Dez raised a brow. “Good lord, it’s bad enough to pay money to stay here for fun. Can you imagine being stuck here forever?”
Problem was, Sully was doing more than imagining. They were all around him, these embittered permanent residents, their actions in life having trapped them forever in this hellhole. He agreed with Dez—the idea of booking a room h
ere for the sheer excitement of it flummoxed him. The past had never left this place. While he understood the necessity for jails, the fact was cooping up a bunch of people with a propensity for bad deeds was only going to result in more. Combined with the bitter, rage-filled, seething spirits who haunted these halls and cells, and you had a recipe for full-blown catastrophe. No wonder some prisons seemed to constantly report riots, murders and suicides. Pineview had been one of them. Only a short time inside these walls, and Sully could see exactly why.

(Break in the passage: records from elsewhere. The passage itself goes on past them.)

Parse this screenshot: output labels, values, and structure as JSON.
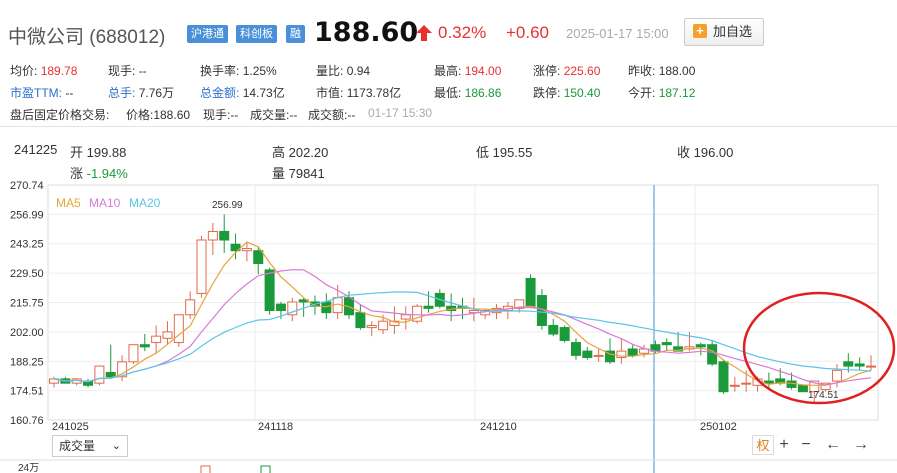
{
  "header": {
    "name": "中微公司 (688012)",
    "tags": [
      "沪港通",
      "科创板",
      "融"
    ],
    "price": "188.60",
    "pct": "0.32%",
    "change": "+0.60",
    "time": "2025-01-17 15:00",
    "add_watch": "加自选"
  },
  "stats": {
    "avg_label": "均价:",
    "avg": "189.78",
    "now_label": "现手:",
    "now": "--",
    "turnover_label": "换手率:",
    "turnover": "1.25%",
    "volratio_label": "量比:",
    "volratio": "0.94",
    "high_label": "最高:",
    "high": "194.00",
    "limitup_label": "涨停:",
    "limitup": "225.60",
    "prevclose_label": "昨收:",
    "prevclose": "188.00",
    "pe_label": "市盈TTM:",
    "pe": "--",
    "total_hands_label": "总手:",
    "total_hands": "7.76万",
    "amount_label": "总金额:",
    "amount": "14.73亿",
    "mcap_label": "市值:",
    "mcap": "1173.78亿",
    "low_label": "最低:",
    "low": "186.86",
    "limitdown_label": "跌停:",
    "limitdown": "150.40",
    "open_label": "今开:",
    "open": "187.12",
    "after_label": "盘后固定价格交易:",
    "after_price_label": "价格:188.60",
    "after_now": "现手:--",
    "after_vol": "成交量:--",
    "after_amt": "成交额:--",
    "after_time": "01-17 15:30"
  },
  "ohlc": {
    "date": "241225",
    "open": "开 199.88",
    "high": "高 202.20",
    "low": "低 195.55",
    "close": "收 196.00",
    "chg_label": "涨",
    "chg": "-1.94%",
    "vol": "量 79841"
  },
  "chart_data": {
    "type": "candlestick",
    "legend": [
      {
        "name": "MA5",
        "color": "#e8a33d"
      },
      {
        "name": "MA10",
        "color": "#d77bd8"
      },
      {
        "name": "MA20",
        "color": "#5ec4e8"
      }
    ],
    "y_ticks": [
      "270.74",
      "256.99",
      "243.25",
      "229.50",
      "215.75",
      "202.00",
      "188.25",
      "174.51",
      "160.76"
    ],
    "ylim": [
      160.76,
      270.74
    ],
    "x_labels": [
      "241025",
      "241118",
      "241210",
      "250102"
    ],
    "high_annotation": "256.99",
    "low_annotation": "174.51",
    "volume_label": "24万",
    "candles": [
      [
        178,
        181,
        176,
        180
      ],
      [
        180,
        181,
        178,
        178
      ],
      [
        178,
        180,
        177,
        180
      ],
      [
        179,
        180,
        176,
        177
      ],
      [
        178,
        186,
        177,
        186
      ],
      [
        183,
        196,
        180,
        181
      ],
      [
        181,
        191,
        179,
        188
      ],
      [
        188,
        196,
        187,
        196
      ],
      [
        196,
        201,
        193,
        195
      ],
      [
        197,
        205,
        192,
        200
      ],
      [
        199,
        207,
        196,
        202
      ],
      [
        197,
        210,
        195,
        210
      ],
      [
        210,
        221,
        208,
        217
      ],
      [
        220,
        247,
        218,
        245
      ],
      [
        245,
        253,
        238,
        249
      ],
      [
        249,
        257,
        239,
        245
      ],
      [
        243,
        248,
        236,
        240
      ],
      [
        240,
        244,
        235,
        241
      ],
      [
        240,
        242,
        229,
        234
      ],
      [
        231,
        232,
        210,
        212
      ],
      [
        215,
        216,
        208,
        212
      ],
      [
        210,
        218,
        207,
        216
      ],
      [
        217,
        218,
        209,
        216
      ],
      [
        216,
        219,
        210,
        214
      ],
      [
        216,
        220,
        208,
        211
      ],
      [
        211,
        224,
        208,
        218
      ],
      [
        218,
        221,
        208,
        210
      ],
      [
        211,
        215,
        203,
        204
      ],
      [
        204,
        207,
        200,
        205
      ],
      [
        203,
        210,
        201,
        207
      ],
      [
        205,
        214,
        201,
        207
      ],
      [
        208,
        214,
        203,
        210
      ],
      [
        207,
        215,
        206,
        214
      ],
      [
        214,
        221,
        211,
        213
      ],
      [
        220,
        222,
        213,
        214
      ],
      [
        214,
        220,
        207,
        212
      ],
      [
        214,
        218,
        208,
        213
      ],
      [
        211,
        218,
        207,
        212
      ],
      [
        210,
        213,
        208,
        212
      ],
      [
        211,
        215,
        208,
        213
      ],
      [
        212,
        216,
        208,
        214
      ],
      [
        213,
        216,
        211,
        217
      ],
      [
        227,
        229,
        213,
        214
      ],
      [
        219,
        222,
        203,
        205
      ],
      [
        205,
        208,
        200,
        201
      ],
      [
        204,
        205,
        197,
        198
      ],
      [
        197,
        199,
        189,
        191
      ],
      [
        193,
        195,
        189,
        190
      ],
      [
        191,
        194,
        188,
        191
      ],
      [
        193,
        199,
        187,
        188
      ],
      [
        190,
        199,
        187,
        193
      ],
      [
        194,
        196,
        190,
        191
      ],
      [
        192,
        196,
        190,
        194
      ],
      [
        196,
        198,
        192,
        193
      ],
      [
        197,
        199,
        193,
        196
      ],
      [
        195,
        202,
        193,
        193
      ],
      [
        194,
        202,
        193,
        195
      ],
      [
        196,
        197,
        191,
        195
      ],
      [
        196,
        198,
        186,
        187
      ],
      [
        188,
        189,
        173,
        174
      ],
      [
        177,
        181,
        174,
        177
      ],
      [
        178,
        184,
        174,
        178
      ],
      [
        177,
        181,
        174,
        180
      ],
      [
        179,
        183,
        175,
        178
      ],
      [
        180,
        185,
        177,
        178
      ],
      [
        179,
        183,
        175,
        176
      ],
      [
        177,
        177,
        174,
        174
      ],
      [
        174,
        175,
        169,
        179
      ],
      [
        175,
        178,
        174,
        178
      ],
      [
        179,
        187,
        176,
        184
      ],
      [
        188,
        192,
        183,
        186
      ],
      [
        187,
        190,
        184,
        186
      ],
      [
        186,
        191,
        184,
        186
      ]
    ]
  },
  "toolbar": {
    "volume_select": "成交量",
    "quan": "权",
    "plus": "+",
    "minus": "−",
    "left": "←",
    "right": "→"
  }
}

“What are you guys doing back there?” Leanna called.
Sully peered around Dez to see the producer peeking out from the cell at the end of the hall. Once she saw Sully looking, she waved an arm as indication for them to join her and Kevin.
“Come down here. I’d love your opinion.”
She disappeared back inside. Sully debated turning around and beetling it out of here. He could still investigate the place without needing to do it in front of Leanna Rogers.
Dez offered a weak smile. “Let’s get this over with, all right?” But he didn’t immediately move, instead casting one more glance back toward Hell’s Gate before returning his eyes to Sully’s. “Or can you? Sull, if it’s that bad and you can’t, we don’t have to.”
Sully heaved a breath. “It’s that bad,” he admitted. “But that’s exactly why we do have to. I can’t ignore it. What happened to Ed will happen again. I can tell just by standing here. Problem is, there are so many ghosts here, it’s hard to home in on just the one. I need to be right in there if I’m going to try to get a read on who we’re dealing with. I meant what I said. I need to stay, but you don’t have to.”
Dez’s eyes narrowed. “Like hell.”
Sully gave him a grateful smile. Then he led the way down to the cell at the end of the hall.